Simge Çerkezoğlu
Hem anne, hem sanatçı hem de tam bir hanımefendi
Gönen Atakol… Ömrünü sanatla iç içe geçirmesine rağmen eserlerini gösterme telaşına hiç kapılmamış. Sanatı önce kendisi, sonra başkaları için yapmış. Oysa resimlerini görmek ve etkilenmemek mümkün değil. 1967 yılından bugüne sanat yaşamını ve üretimlerini ortaya koyduğu dünden bugüne, retrospektif sergisi Atakol’un düşünce biçimini ve iç hesaplaşmalarını tüm çıplaklığıyla gözler önüne seriyor. Resimlere bakınca ise aklımdan “tanrı insanı yarattı” ifadesi geçiyor.
KURALSIZ SERBESTLİK
Kıbrıs Araştırmaları Merkezi düzenlemesi ile Mağusa Kültür ve Kongre Merkezi’nde tüm sanatsal yaşamınızı yansıtan geniş kapsamlı bir serginiz açıldı. Sanatta ilk çalışmalarınız 1960’lı yıllara uzanıyor. Sanatınızın ilk yılarındaki süreç nasıldı?

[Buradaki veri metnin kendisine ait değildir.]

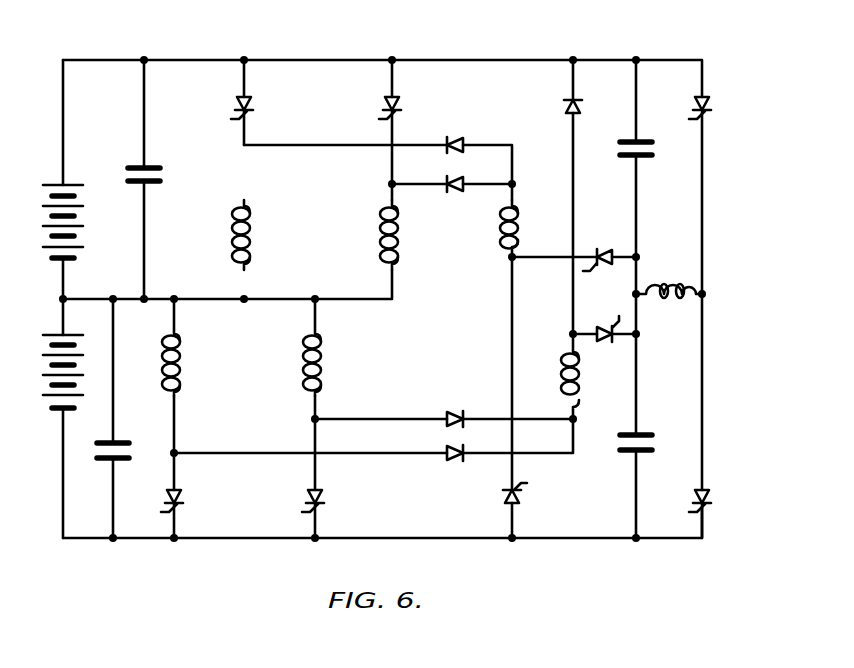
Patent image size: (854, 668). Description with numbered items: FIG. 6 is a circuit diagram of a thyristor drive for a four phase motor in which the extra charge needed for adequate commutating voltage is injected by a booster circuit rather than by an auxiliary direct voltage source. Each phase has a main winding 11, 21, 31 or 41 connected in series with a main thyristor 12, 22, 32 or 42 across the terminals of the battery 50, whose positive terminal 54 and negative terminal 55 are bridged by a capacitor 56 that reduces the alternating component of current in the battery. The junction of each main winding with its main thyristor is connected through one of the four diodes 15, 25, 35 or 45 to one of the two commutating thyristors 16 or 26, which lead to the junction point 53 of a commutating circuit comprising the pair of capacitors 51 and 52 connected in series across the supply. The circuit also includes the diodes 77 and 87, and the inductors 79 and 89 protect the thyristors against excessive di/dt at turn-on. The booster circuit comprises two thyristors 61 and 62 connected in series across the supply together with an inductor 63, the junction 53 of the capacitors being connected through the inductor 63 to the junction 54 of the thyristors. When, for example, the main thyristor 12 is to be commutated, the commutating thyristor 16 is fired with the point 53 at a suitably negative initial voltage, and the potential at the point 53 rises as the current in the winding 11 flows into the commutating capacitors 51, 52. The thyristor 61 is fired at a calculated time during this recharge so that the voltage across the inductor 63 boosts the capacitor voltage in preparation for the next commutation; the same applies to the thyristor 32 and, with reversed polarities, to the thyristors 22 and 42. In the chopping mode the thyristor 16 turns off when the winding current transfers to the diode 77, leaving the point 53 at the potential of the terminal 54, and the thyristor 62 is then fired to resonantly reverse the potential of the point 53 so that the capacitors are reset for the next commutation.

The main winding 11 is at (164, 363).
The main thyristor 12 is at (181, 494).
The diode 15 is at (453, 462).
The commutating thyristor 16 is at (602, 345).
The main winding 21 is at (233, 221).
The main thyristor 22 is at (251, 108).
The diode 25 is at (466, 143).
The commutating thyristor 26 is at (598, 250).
The main winding 31 is at (305, 365).
The main thyristor 32 is at (325, 494).
The diode 35 is at (459, 411).
The main winding 41 is at (380, 239).
The main thyristor 42 is at (400, 108).
The diode 45 is at (456, 192).
The battery 50 is at (77, 232).
The commutating capacitor 51 is at (649, 158).
The commutating capacitor 52 is at (641, 434).
The junction point 53 is at (638, 298).
The positive terminal 54 is at (222, 58).
The negative terminal 55 is at (130, 542).
The capacitor 56 is at (166, 298).
The thyristor 61 is at (696, 107).
The thyristor 62 is at (693, 498).
The inductor 63 is at (668, 283).
The diode 77 is at (565, 106).
The inductor 79 is at (565, 362).
The diode 87 is at (519, 490).
The inductor 89 is at (505, 237).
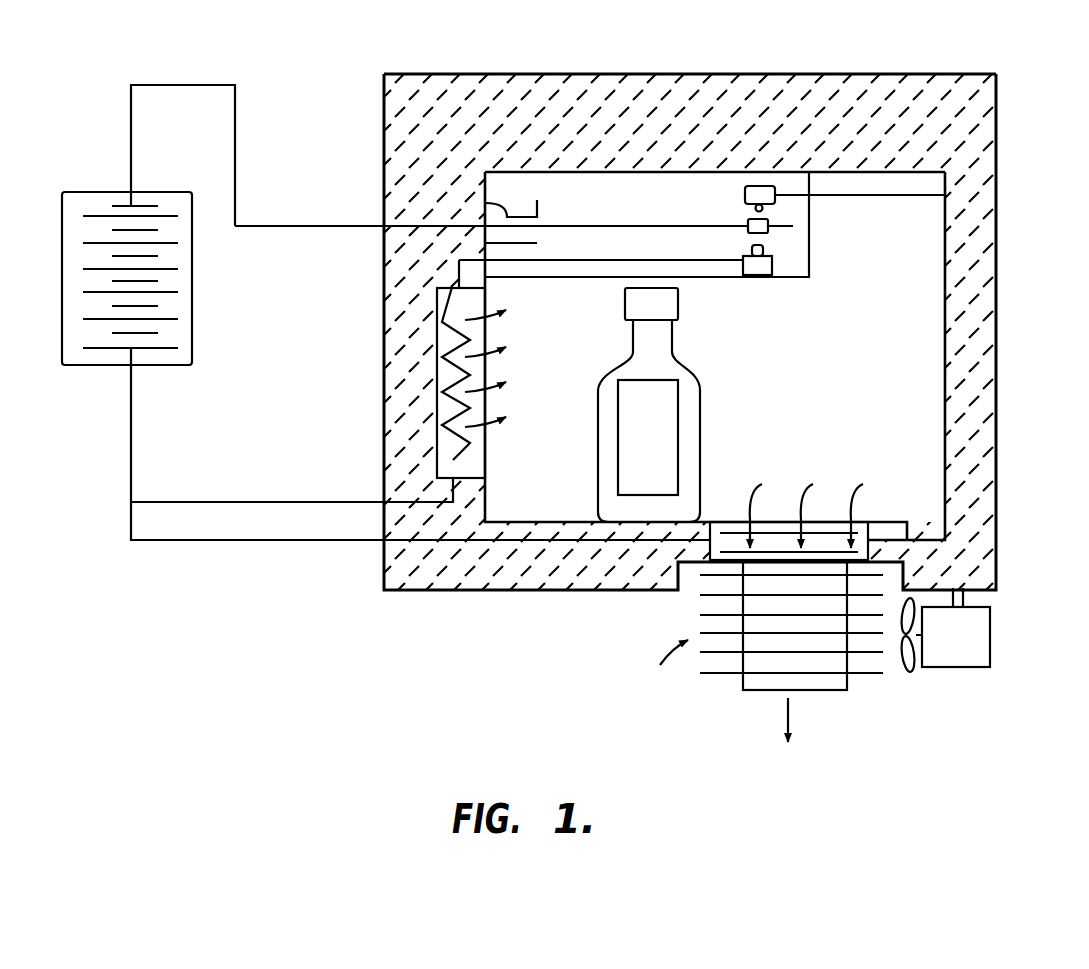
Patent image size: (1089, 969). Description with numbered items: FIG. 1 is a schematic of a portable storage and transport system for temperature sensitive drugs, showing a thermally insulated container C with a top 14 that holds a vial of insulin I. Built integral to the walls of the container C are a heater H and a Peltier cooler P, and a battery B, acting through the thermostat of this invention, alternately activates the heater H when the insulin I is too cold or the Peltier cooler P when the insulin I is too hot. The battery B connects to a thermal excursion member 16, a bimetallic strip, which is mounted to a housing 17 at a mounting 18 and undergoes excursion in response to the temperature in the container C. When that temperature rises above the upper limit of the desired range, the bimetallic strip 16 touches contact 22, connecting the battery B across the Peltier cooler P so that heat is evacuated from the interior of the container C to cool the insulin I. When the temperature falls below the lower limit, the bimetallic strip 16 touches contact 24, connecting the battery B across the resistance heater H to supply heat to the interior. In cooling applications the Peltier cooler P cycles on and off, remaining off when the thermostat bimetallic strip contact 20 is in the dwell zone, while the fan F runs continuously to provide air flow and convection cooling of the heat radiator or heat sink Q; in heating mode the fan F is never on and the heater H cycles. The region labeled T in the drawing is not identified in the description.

The top 14 is at (803, 74).
The thermal excursion member 16 is at (603, 223).
The housing 17 is at (563, 182).
The mounting 18 is at (485, 203).
The thermostat bimetallic strip contact 20 is at (796, 212).
The contact 22 is at (745, 193).
The contact 24 is at (758, 278).
The battery B is at (92, 182).
The thermally insulated container C is at (1006, 342).
The fan F is at (945, 630).
The heater H is at (432, 348).
The insulin I is at (706, 419).
The Peltier cooler P is at (866, 506).
The heat radiator (heat sink) Q is at (692, 615).
The control compartment T is at (822, 236).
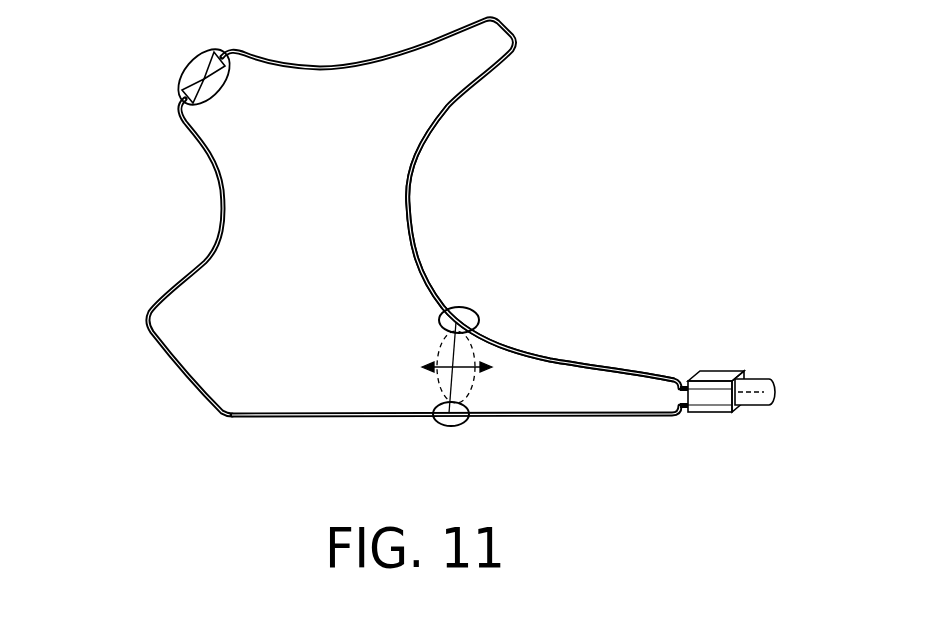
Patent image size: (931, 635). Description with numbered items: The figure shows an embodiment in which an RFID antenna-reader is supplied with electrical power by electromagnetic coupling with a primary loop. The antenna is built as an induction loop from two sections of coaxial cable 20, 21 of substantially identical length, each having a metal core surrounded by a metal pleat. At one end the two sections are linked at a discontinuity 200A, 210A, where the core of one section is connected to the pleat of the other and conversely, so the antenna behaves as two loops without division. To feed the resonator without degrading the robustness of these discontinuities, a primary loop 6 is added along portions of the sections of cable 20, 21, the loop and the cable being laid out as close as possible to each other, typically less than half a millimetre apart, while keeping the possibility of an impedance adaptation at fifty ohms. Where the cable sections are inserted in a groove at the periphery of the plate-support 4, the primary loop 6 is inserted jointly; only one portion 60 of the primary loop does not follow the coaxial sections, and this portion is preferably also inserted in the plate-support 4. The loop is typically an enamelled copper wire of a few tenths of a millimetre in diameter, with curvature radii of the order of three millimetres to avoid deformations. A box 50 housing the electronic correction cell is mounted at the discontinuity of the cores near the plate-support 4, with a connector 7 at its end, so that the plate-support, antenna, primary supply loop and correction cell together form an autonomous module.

The plate-support 4 is at (497, 37).
The section of coaxial cable 20 is at (420, 158).
The primary loop 6 is at (563, 358).
The section of coaxial cable 21 is at (232, 416).
The portion of the primary loop 60 is at (437, 342).
The box 50 is at (712, 377).
The connector 7 is at (752, 407).
The end of coaxial cable section 200A is at (138, 213).
The end of coaxial cable section 210A is at (203, 77).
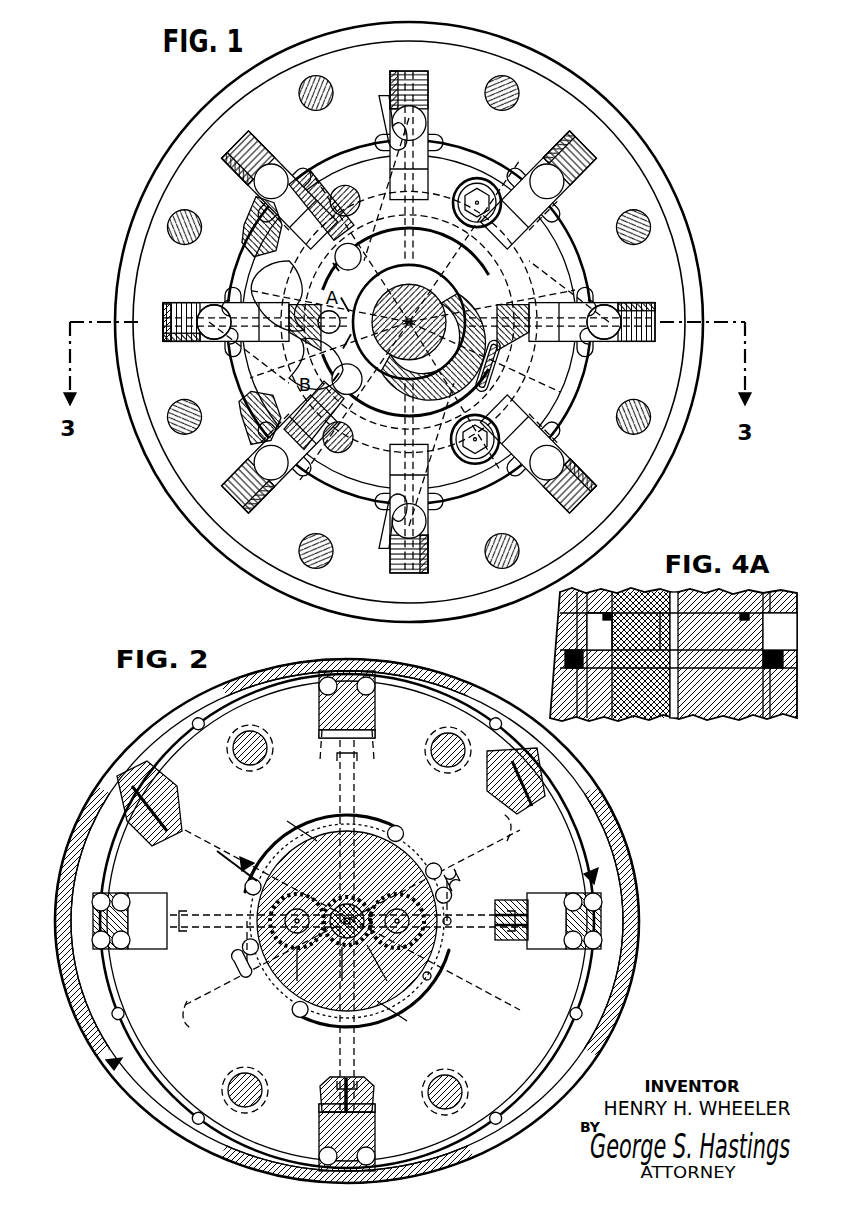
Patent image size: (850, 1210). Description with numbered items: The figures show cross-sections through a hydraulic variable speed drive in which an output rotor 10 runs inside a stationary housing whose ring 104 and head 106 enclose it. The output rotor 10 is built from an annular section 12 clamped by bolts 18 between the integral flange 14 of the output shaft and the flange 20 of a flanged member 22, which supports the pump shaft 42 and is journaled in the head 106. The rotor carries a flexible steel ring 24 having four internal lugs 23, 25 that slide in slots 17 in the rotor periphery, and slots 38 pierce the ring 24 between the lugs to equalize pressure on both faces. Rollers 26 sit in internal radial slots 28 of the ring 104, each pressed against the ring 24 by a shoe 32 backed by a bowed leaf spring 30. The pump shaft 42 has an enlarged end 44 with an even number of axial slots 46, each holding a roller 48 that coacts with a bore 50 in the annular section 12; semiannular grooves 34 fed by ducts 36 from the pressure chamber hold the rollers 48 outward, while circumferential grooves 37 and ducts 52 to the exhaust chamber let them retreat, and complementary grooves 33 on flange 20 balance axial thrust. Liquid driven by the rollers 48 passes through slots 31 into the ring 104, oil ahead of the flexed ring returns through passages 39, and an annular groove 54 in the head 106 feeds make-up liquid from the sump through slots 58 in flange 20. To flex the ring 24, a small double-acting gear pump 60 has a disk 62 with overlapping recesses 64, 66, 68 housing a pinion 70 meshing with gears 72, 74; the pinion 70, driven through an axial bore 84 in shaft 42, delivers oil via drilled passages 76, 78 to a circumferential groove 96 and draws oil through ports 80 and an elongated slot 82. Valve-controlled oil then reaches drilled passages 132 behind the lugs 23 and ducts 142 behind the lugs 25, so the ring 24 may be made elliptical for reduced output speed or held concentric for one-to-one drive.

In FIG. 2, the output rotor 10 is at (602, 872).
In FIG. 1, the annular section 12 is at (326, 197).
In FIG. 4A, the annular section 12 is at (792, 602).
In FIG. 1, the integral flange 14 is at (296, 192).
In FIG. 2, the integral flange 14 is at (185, 777).
In FIG. 1, the slots 17 is at (360, 142).
In FIG. 2, the slots 17 is at (372, 702).
In FIG. 1, the bolts 18 is at (372, 174).
In FIG. 2, the bolts 18 is at (252, 747).
In FIG. 1, the flange 20 is at (590, 302).
In FIG. 4A, the flange 20 is at (740, 690).
In FIG. 1, the flanged member 22 is at (492, 364).
In FIG. 4A, the flanged member 22 is at (625, 712).
In FIG. 1, the internal lugs 23 is at (214, 332).
In FIG. 2, the internal lugs 23 is at (115, 937).
In FIG. 1, the flexible ring 24 is at (245, 222).
In FIG. 2, the flexible ring 24 is at (430, 692).
In FIG. 1, the internal lugs 25 is at (395, 128).
In FIG. 2, the internal lugs 25 is at (360, 720).
In FIG. 1, the rollers 26 is at (428, 92).
In FIG. 1, the internal radial slots 28 is at (195, 312).
In FIG. 1, the bowed leaf springs 30 is at (160, 320).
In FIG. 1, the slots 31 is at (386, 320).
In FIG. 1, the shoe 32 is at (166, 340).
In FIG. 4A, the complementary grooves 33 is at (683, 592).
In FIG. 1, the semiannular grooves 34 is at (398, 294).
In FIG. 2, the semiannular grooves 34 is at (300, 824).
In FIG. 1, the ducts 36 is at (572, 207).
In FIG. 2, the ducts 36 is at (210, 987).
In FIG. 1, the circumferential grooves 37 is at (488, 284).
In FIG. 2, the circumferential grooves 37 is at (245, 952).
In FIG. 1, the slots 38 is at (215, 224).
In FIG. 2, the slots 38 is at (75, 817).
In FIG. 1, the passages 39 is at (300, 264).
In FIG. 1, the shaft 42 is at (420, 302).
In FIG. 4A, the shaft 42 is at (645, 712).
In FIG. 1, the enlarged end 44 is at (372, 247).
In FIG. 4A, the enlarged end 44 is at (614, 602).
In FIG. 1, the axial slots 46 is at (346, 320).
In FIG. 1, the roller 48 is at (348, 202).
In FIG. 1, the bore 50 is at (345, 264).
In FIG. 1, the ducts 52 is at (238, 264).
In FIG. 2, the ducts 52 is at (150, 822).
In FIG. 4A, the annular groove 54 is at (770, 672).
In FIG. 1, the slots 58 is at (488, 380).
In FIG. 4A, the slots 58 is at (775, 612).
In FIG. 2, the gear pump 60 is at (285, 877).
In FIG. 2, the disk 62 is at (390, 897).
In FIG. 2, the central recess 64 is at (340, 952).
In FIG. 2, the cylindrical recess 66 is at (300, 937).
In FIG. 2, the cylindrical recess 68 is at (400, 852).
In FIG. 2, the pinion 70 is at (340, 897).
In FIG. 2, the gear 72 is at (275, 907).
In FIG. 2, the gear 74 is at (425, 947).
In FIG. 2, the drilled passage 76 is at (397, 837).
In FIG. 2, the drilled passage 78 is at (300, 952).
In FIG. 2, the ports 80 is at (330, 892).
In FIG. 2, the elongated slot 82 is at (360, 952).
In FIG. 4A, the axial bore 84 is at (673, 712).
In FIG. 2, the circumferential groove 96 is at (425, 872).
In FIG. 1, the ring 104 is at (565, 104).
In FIG. 4A, the head 106 is at (600, 712).
In FIG. 1, the drilled passages 132 is at (505, 302).
In FIG. 2, the drilled passages 132 is at (225, 887).
In FIG. 1, the ducts 142 is at (425, 102).
In FIG. 2, the ducts 142 is at (345, 762).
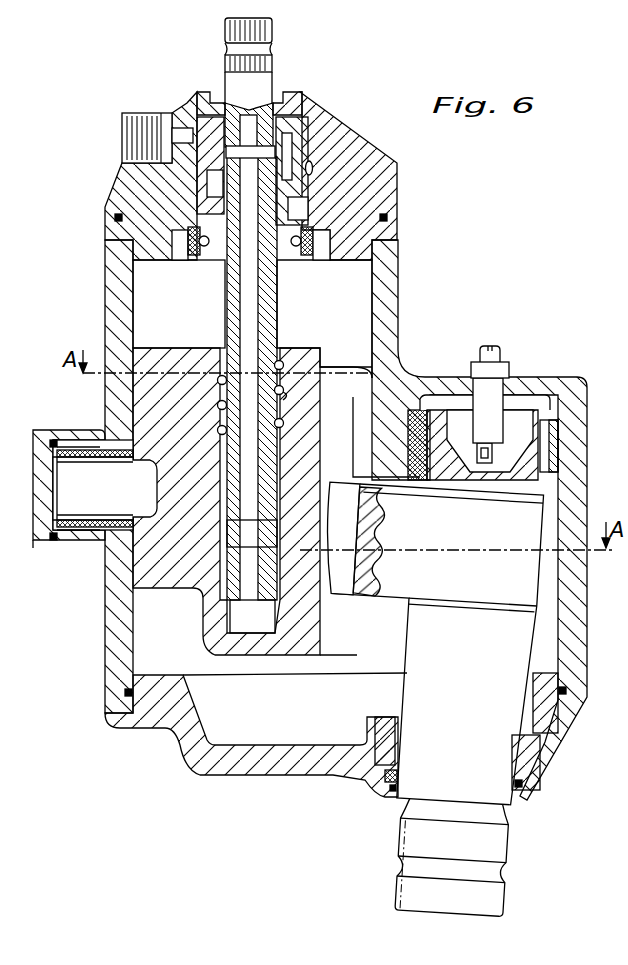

Liseyi bitirmemin ardından güzel sanatlar okumayı çok istemiştim ancak ailemin bazı çekinceleri vardı. Ardından evlendim, eşim Amerika’ya burs aldı böylece 1964 yılında Amerika’ya gittik. Üniversite eğitimime Pensilvanya Üniversitesi Güzel Sanatlar Fakültesi’nde başladım. Oradaki sanat ortamı çok farklıydı. Çok özgür, serbest ve kuralsız bir sanat anlayışı vardı. Gerek eğitimcilerle gerekse de profesörlerle diyaloğumuz çok özgürdü. Bu sanata da yansıyordu. Bu ortamda sanat eğitimime başladım.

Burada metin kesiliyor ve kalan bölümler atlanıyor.